• Moved to Stillness — Anri Sala’s Dammi I Colori – By Regina Gleeson

    Date posted: June 23, 2006 Author: jolanta
    Anri Sala’s video project, Dammi I Colori, works against the unspoken rules and formulas for creating ‘moving’ media. It shows Tirana’s changing urban facades as a manifestation of its changing socio-political climate.

    Moved to Stillness — Anri Sala’s Dammi I Colori

    By Regina Gleeson

    Anri Sala, "Dammi I Colori" (detail). Single channel video, 15’ 24. 2003. Courtesy of Limerick City Gallery of Art

    Anri Sala, “Dammi I Colori” (detail). Single channel video, 15’ 24. 2003. Courtesy of Limerick City Gallery of Art

    Anri Sala’s video project, Dammi I Colori, works against the unspoken rules and formulas for creating ‘moving’ media. It shows Tirana’s changing urban facades as a manifestation of its changing socio-political climate. The work is formed around the notion of the luxury of the banal quotidian replacing the tyranny that had previously prevailed.

    This fifteen-minute video traverses the streets of Tirana in the company of its mayor, as he unfolds his account of this city’s passion for colour throughout its re-invention as a united community. The large semi-derelict apartment blocks and remnants of city streets are being revitalized by liberal use of vivaciously coloured patterns on the walls; not as highly stylised as Gaudi’s Barcelona or Hundertwasser’s Vienna but certainly with more energy, passion and purpose than both put together!

    The colour patterns in the video are not presented in a manner that seeks to cash-in on a Cinderella-style slum to stardom status. Rather, the filming is executed in a rough-cut style. As it was mostly filmed in the darkness and stillness of night, the video’s strong, artificial lighting clarifies the cityscape’s shape, colour and pattern. The pale, ghostlike, bareness of the trees in the foreground appears as organically shaped veins and arteries of negative space, contrasting with the vibrant, bold buildings behind them.

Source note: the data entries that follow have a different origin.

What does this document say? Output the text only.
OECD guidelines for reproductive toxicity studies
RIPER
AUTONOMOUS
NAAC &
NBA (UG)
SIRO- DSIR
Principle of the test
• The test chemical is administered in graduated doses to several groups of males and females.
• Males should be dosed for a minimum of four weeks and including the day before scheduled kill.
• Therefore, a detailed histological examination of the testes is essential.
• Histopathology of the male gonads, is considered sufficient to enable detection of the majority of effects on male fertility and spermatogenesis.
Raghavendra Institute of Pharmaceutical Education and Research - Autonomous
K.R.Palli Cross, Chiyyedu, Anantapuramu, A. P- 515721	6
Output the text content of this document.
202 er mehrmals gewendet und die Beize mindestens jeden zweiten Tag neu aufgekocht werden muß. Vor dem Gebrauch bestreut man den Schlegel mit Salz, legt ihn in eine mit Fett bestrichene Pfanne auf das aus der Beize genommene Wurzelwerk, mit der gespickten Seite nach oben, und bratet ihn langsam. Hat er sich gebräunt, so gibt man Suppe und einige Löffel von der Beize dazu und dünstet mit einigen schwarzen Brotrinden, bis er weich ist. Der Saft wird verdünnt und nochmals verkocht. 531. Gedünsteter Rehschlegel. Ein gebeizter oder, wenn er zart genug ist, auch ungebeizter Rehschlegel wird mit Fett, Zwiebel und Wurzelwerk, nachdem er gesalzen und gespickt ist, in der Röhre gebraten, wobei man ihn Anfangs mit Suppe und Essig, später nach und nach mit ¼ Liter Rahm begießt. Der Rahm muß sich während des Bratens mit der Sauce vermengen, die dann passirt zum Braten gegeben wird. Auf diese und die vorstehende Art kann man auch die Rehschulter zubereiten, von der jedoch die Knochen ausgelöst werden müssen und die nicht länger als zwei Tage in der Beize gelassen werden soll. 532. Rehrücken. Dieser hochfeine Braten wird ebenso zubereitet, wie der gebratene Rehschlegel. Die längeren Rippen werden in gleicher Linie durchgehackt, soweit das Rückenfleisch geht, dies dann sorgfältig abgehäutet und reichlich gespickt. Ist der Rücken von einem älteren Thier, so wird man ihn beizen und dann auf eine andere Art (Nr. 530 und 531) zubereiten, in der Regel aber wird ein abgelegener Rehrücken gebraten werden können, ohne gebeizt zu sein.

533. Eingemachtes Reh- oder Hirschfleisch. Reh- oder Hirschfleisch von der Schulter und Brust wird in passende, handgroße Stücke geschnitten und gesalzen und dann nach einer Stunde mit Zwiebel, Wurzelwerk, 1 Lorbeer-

    Dammi I Colori is about more than a documentary narrative concerning the passing of communism or the regeneration of a cityscape. It speaks of the human’s ability to rejoice in the freedom to surround ourselves with vibrant life, and of our deep love for the physical and mental space that we call ‘home’.

    What is more, the film makes a passing reference to cultural cynicism. Edi Rama speaks proudly of Dammi I Colori’s artistic mission: to describe "a city of choice and not a city of destiny is a utopia in itself." Indeed, it is much easier to be sceptical of the integrity of this work than to allow yourself to be open to its underlining naivety. The work asks the viewer to accept the fundamental importance of colour as a celebration of the individual and the collective. It posits a manifestation of hope into a community’s efforts to reclaim their streets through such simple measures.

    It is interesting to note the difference in reading this work at two major international exhibitions — the first was the 2003 Venice Biennale and the second was EV+A (Exhibition of Visual+ Art) in Limerick, Ireland in 2004. In Venice the work was shown on a television in a simple room with benches and warm yellow lighting. It was on show when temperatures soared in excess of one hundred degrees and this ambient temperature enhanced the perception of the work’s warmth of colour, warmth of heart and heated passion for ones ‘home’. In Ireland, it was shown as a large video projection in a blacked-out room in the cold north-Atlantic spring, where gallery visitors shivered from the bitterly cold rain outside. In this later setting, the work appeared as more of a dream than a reality because the glimpses of warm sun as seen in the video was foreign to the viewer’s experience in Ireland. It seemed that the experiential dimension of heat within the work was lost on the Ireland audience, not only because of climactic conditions but also because of the dark enclosed room used for the projection. However, this also heightened the clarity of the colour and the depth of field. Regardless of the influence of the screening space, the video’s language of courage and hope for change is always comprehensible.

    This work speaks of a community’s rejuvenation in the ending of a tyrannical past and of being on the cusp of a comparatively optimistic future. It successfully creates a stillness of mind and body in the viewer, drawing us into that moment of holding the breath — of being still — of profoundly feeling what is happening in a given instant, without being pressured to look back or forward. And so, we are moved to be still.